Furthermore, this bill does nothing to lower healthcare costs, which should always be the goal of any health reform proposal. There are numerous ways to provide private insurance to people with pre-existing conditions. This includes making insurance portable when changing jobs, giving individuals the same tax break that employees receive, allowing a national market for insurance, and allowing mandate-free insurance. If high-risk pools need to be established, they should be created and maintained at the state level with no interference from the federal government. Finally, the fact that this bill is offset with the repeal of another ObamaCare program is irrelevant. ObamaCare as a whole was financed in part with borrowed money, so this bill will only contribute to more debt. Fiscal conservatives should be squarely focused on repealing ObamaCare, not strengthening it by supporting the parts that are politically attractive.
Our Congressional Scorecard for the 113th Congress provides a comprehensive rating of how well or how poorly each member of Congress supports pro-growth, free-market policies and will be distributed to our members and to the public.
UPDATE (April 24, 2013): Earlier this week, the Club issued a key vote alert against the PCIP Extension bill, (HR 1549). You can read that alert to re-examine our reasons for opposing the bill.

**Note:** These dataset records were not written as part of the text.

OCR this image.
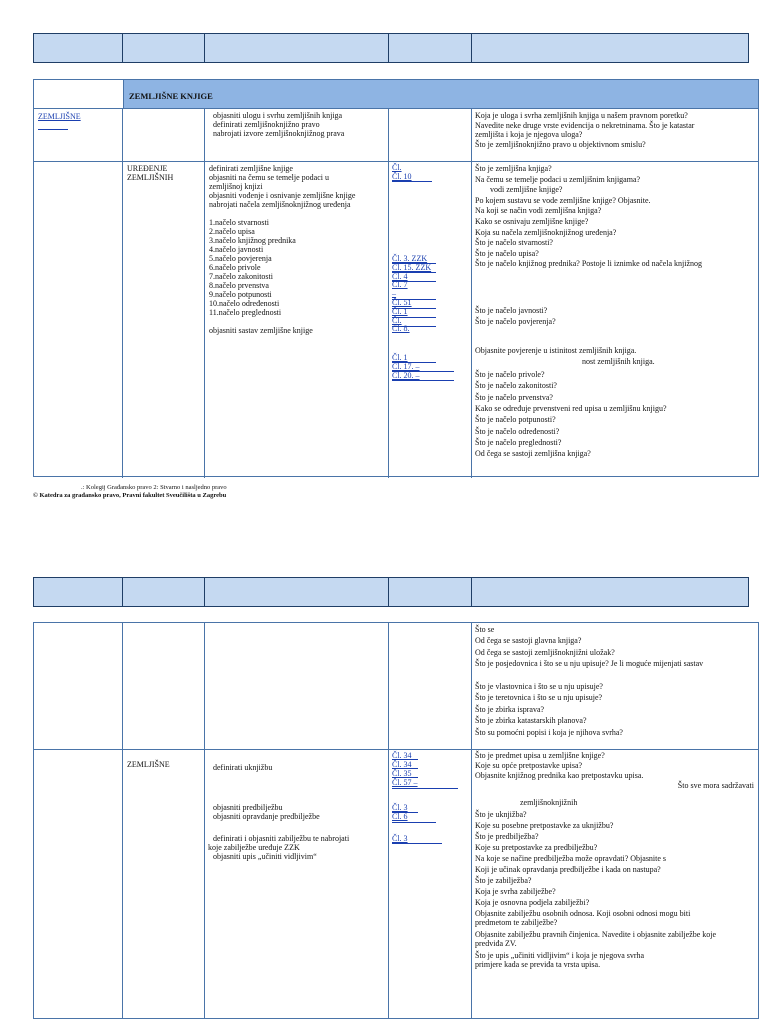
ZEMLJIŠNE KNJIGE
ZEMLJIŠNE	objasniti ulogu i svrhu zemljišnih knjiga
definirati zemljišnoknjižno pravo
nabrojati izvore zemljišnoknjižnog prava
Koja je uloga i svrha zemljišnih knjiga u našem pravnom poretku?
Navedite neke druge vrste evidencija o nekretninama. Što je katastar
zemljišta i koja je njegova uloga?
Što je zemljišnoknjižno pravo u objektivnom smislu?
UREĐENJE
ZEMLJIŠNIH
definirati zemljišne knjige
objasniti na čemu se temelje podaci u
zemljišnoj knjizi
objasniti vođenje i osnivanje zemljišne knjige
nabrojati načela zemljišnoknjižnog uređenja
1.načelo stvarnosti
2.načelo upisa
3.načelo knjižnog prednika
4.načelo javnosti
5.načelo povjerenja
6.načelo privole
7.načelo zakonitosti
8.načelo prvenstva
9.načelo potpunosti
10.načelo određenosti
11.načelo preglednosti
objasniti sastav zemljišne knjige
Čl.
Čl. 10
Čl. 3. ZZK
Čl. 15. ZZK
Čl. 4
Čl. 7
–
Čl. 51
Čl. 1
Čl.
Čl. 8.
Čl. 1
Čl. 17. –
Čl. 20. –
Što je zemljišna knjiga?
Na čemu se temelje podaci u zemljišnim knjigama?
vodi zemljišne knjige?
Po kojem sustavu se vode zemljišne knjige? Objasnite.
Na koji se način vodi zemljišna knjiga?
Kako se osnivaju zemljišne knjige?
Koja su načela zemljišnoknjižnog uređenja?
Što je načelo stvarnosti?
Što je načelo upisa?
Što je načelo knjižnog prednika? Postoje li iznimke od načela knjižnog
Što je načelo javnosti?
Što je načelo povjerenja?
Objasnite povjerenje u istinitost zemljišnih knjiga.
nost zemljišnih knjiga.
Što je načelo privole?
Što je načelo zakonitosti?
Što je načelo prvenstva?
Kako se određuje prvenstveni red upisa u zemljišnu knjigu?
Što je načelo potpunosti?
Što je načelo određenosti?
Što je načelo preglednosti?
Od čega se sastoji zemljišna knjiga?
.: Kolegij Građansko pravo 2: Stvarno i nasljedno pravo
© Katedra za građansko pravo, Pravni fakultet Sveučilišta u Zagrebu
Što se
Od čega se sastoji glavna knjiga?
Od čega se sastoji zemljišnoknjižni uložak?
Što je posjedovnica i što se u nju upisuje? Je li moguće mijenjati sastav
Što je vlastovnica i što se u nju upisuje?
Što je teretovnica i što se u nju upisuje?
Što je zbirka isprava?
Što je zbirka katastarskih planova?
Što su pomoćni popisi i koja je njihova svrha?
ZEMLJIŠNE	definirati uknjižbu
objasniti predbilježbu
objasniti opravdanje predbilježbe
definirati i objasniti zabilježbu te nabrojati
koje zabilježbe uređuje ZZK
objasniti upis „učiniti vidljivim“
Čl. 34
Čl. 34
Čl. 35
Čl. 57 –
Čl. 3
Čl. 6
Čl. 3
Što je predmet upisa u zemljišne knjige?
Koje su opće pretpostavke upisa?
Objasnite knjižnog prednika kao pretpostavku upisa.
Što sve mora sadržavati
zemljišnoknjižnih
Što je uknjižba?
Koje su posebne pretpostavke za uknjižbu?
Što je predbilježba?
Koje su pretpostavke za predbilježbu?
Na koje se načine predbilježba može opravdati? Objasnite s
Koji je učinak opravdanja predbilježbe i kada on nastupa?
Što je zabilježba?
Koja je svrha zabilježbe?
Koja je osnovna podjela zabilježbi?
Objasnite zabilježbu osobnih odnosa. Koji osobni odnosi mogu biti
predmetom te zabilježbe?
Objasnite zabilježbu pravnih činjenica. Navedite i objasnite zabilježbe koje
predviđa ZV.
Što je upis „učiniti vidljivim“ i koja je njegova svrha
primjere kada se previđa ta vrsta upisa.
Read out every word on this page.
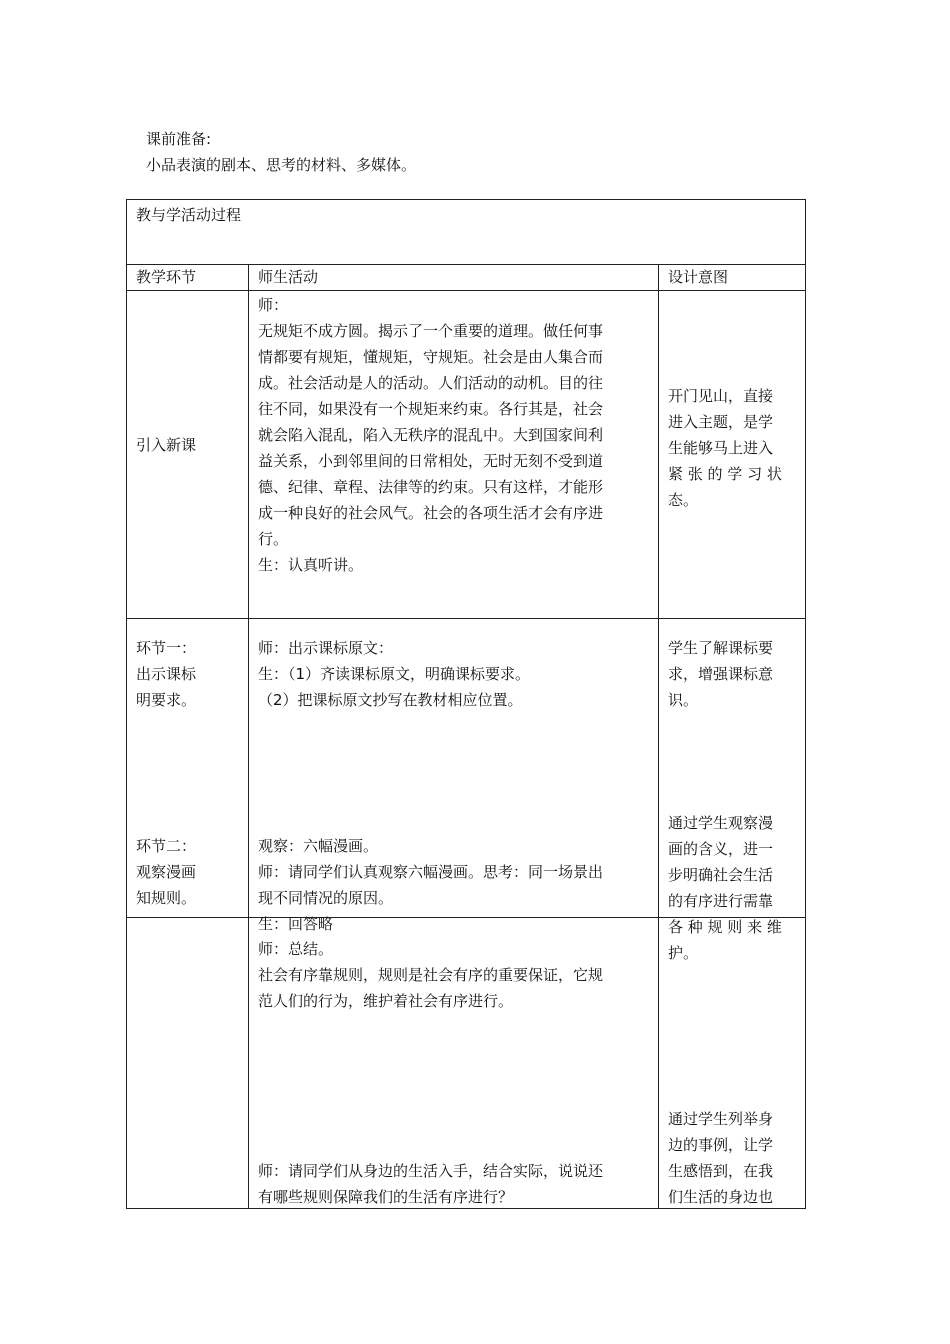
课前准备:
小品表演的剧本、思考的材料、多媒体。
教与学活动过程
教学环节	师生活动	设计意图
引入新课
师：
无规矩不成方圆。揭示了一个重要的道理。做任何事
情都要有规矩，懂规矩，守规矩。社会是由人集合而
成。社会活动是人的活动。人们活动的动机。目的往
往不同，如果没有一个规矩来约束。各行其是，社会
就会陷入混乱，陷入无秩序的混乱中。大到国家间利
益关系，小到邻里间的日常相处，无时无刻不受到道
德、纪律、章程、法律等的约束。只有这样，才能形
成一种良好的社会风气。社会的各项生活才会有序进
行。
生：认真听讲。
开门见山，直接
进入主题，是学
生能够马上进入
紧 张 的 学 习 状
态。
环节一：
出示课标
明要求。
师：出示课标原文：
生：（1）齐读课标原文，明确课标要求。
（2）把课标原文抄写在教材相应位置。
学生了解课标要
求，增强课标意
识。
环节二：
观察漫画
知规则。
观察：六幅漫画。
师：请同学们认真观察六幅漫画。思考：同一场景出
现不同情况的原因。
生：回答略
通过学生观察漫
画的含义，进一
步明确社会生活
的有序进行需靠
各 种 规 则 来 维
护。
师：总结。
社会有序靠规则，规则是社会有序的重要保证，它规
范人们的行为，维护着社会有序进行。
师：请同学们从身边的生活入手，结合实际，说说还
有哪些规则保障我们的生活有序进行？
通过学生列举身
边的事例，让学
生感悟到，在我
们生活的身边也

Since then, the House Rules Committee made in order a Pitts/Upton amendment that many assumed was suppose to assuage conservatives’ concerns with the bill. But the underlying proposal still funds an ObamaCare program that pays for federal high risk pools. Had the Pitts amendment re-directed funds away from this program towards state-level pools, rather than add on state-level pools, we would have been more open to dropping our key vote against the bill. But the fact remains that it doesn’t do that. Therefore, we remain opposed to the bill, and the vote will be included in our 2013 congressional scorecard.
Separately, we remain strongly opposed to the Prevention Fund, and hope that House leaders will offer up a bill that terminates it and uses the savings to reduce the deficit.